🤖 AI Summary
Harvard scientist Robin Wordsworth’s essay, discussed in NOĒMA, argues that the future of space exploration will be a hybrid: highly autonomous machines will blaze trails, extract local resources, build habitats and refine the know‑how needed to eventually support human-tended biospheres. He contrasts the prohibitive technical and economic realities of sending many humans (e.g., ISS’s ~$150B cost, limited internal volume versus per-person ecological footprints of 3–10 hectares) with the far lower barrier for robotic missions. Wordsworth envisions an incremental pathway: closed‑loop habitats grown or manufactured from in‑situ materials, progressively more life‑supporting ecosystems, and machine-led infrastructure that makes long‑term human presence feasible within the Solar System and, someday, beyond.

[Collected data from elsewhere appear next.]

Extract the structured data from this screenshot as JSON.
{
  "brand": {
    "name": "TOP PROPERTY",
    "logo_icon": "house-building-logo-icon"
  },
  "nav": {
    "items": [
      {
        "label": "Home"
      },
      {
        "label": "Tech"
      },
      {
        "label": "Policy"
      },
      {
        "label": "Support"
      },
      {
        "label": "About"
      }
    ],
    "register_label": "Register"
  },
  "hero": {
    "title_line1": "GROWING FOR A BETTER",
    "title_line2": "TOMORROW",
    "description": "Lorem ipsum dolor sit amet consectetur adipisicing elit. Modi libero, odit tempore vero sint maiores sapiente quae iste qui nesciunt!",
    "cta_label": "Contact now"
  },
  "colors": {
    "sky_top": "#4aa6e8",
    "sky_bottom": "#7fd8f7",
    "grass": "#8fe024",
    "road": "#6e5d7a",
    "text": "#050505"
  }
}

For the AI/ML community this raises clear technical and ethical targets: durable long‑duration autonomy, on‑device scientific discovery and data return, self‑assembly/regeneration, and eventual self‑replication (theoretical “von Neumann” capabilities far beyond today’s rovers). It also pushes questions about alignment, interpretability, and trust when payloads are our “descendants” — non‑biological agents that may require humanlike affordances to secure empathy and stewardship. Equally important are philosophical stakes: if artificial minds participate in, or even lead, interstellar expansion, researchers must confront agency, rights, and co‑evolutionary design choices as core parts of building spaceworthy AI.